James P. Womack, founder of the Lean Enterprise Institute, recently gave a very important talk at the 2016 Lean Transformation Summit. View the video or slides of his talk. I’d like to call your attention to slides 11, 12, and 13 – especially number 13. It seems the Lean Enterprise Institute’s advice for the next 25 years can be summed up as this:
- Keep doing what we have told you to do in the past: value stream maps, A3 reports, and PDCA
In the little picture, it makes sense to do what is in your control and to ignore things that are out of your control. Although, I recommend that you instead focus on kaizen, because kaizen is the most powerful thing you can do. It is the core of Lean.
But in the big picture, continuing to do what has previously been done, with meager results, seems ill-advised.

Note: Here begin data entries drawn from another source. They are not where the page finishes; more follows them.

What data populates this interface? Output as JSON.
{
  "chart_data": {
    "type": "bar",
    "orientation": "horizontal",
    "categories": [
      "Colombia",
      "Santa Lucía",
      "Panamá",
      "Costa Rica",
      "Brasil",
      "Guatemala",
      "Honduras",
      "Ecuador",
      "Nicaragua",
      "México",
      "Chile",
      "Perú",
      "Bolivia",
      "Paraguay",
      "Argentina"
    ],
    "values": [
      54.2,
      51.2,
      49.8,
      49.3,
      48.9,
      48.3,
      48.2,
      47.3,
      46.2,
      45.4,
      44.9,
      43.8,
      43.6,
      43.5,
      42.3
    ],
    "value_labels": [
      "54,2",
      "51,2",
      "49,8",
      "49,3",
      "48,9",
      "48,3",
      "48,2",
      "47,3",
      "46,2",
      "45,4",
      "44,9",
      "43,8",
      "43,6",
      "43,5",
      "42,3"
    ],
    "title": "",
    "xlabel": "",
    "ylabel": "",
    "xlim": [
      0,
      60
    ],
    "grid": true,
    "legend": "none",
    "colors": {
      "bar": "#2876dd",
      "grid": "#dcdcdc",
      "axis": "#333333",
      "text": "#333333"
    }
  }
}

The big problems that have long followed the Lean movement are, apparently, simply to be ignored.
The big problems include:
- Lean transformation process failures and failure analysis
- How classical economics cripples the understanding and spread of Lean management
- Perpetual confusion between Lean and TPS
- Widespread existence of Fake Lean
- Brushing aside worker’s criticisms of Lean
- Ignoring strategic errors
- Not learning from mistakes
- Not learning from history
- And other abnormal conditions
For the global leaders of a movement that professes a scientific way of thinking and attentiveness to problems and problem-solving, ignoring the big problems associated with the Lean movement is a remarkably unscientific approach to advancing the understanding and practice of Lean management.
We can do better in the next 25 years than that, but it will take better leadership and more teamwork.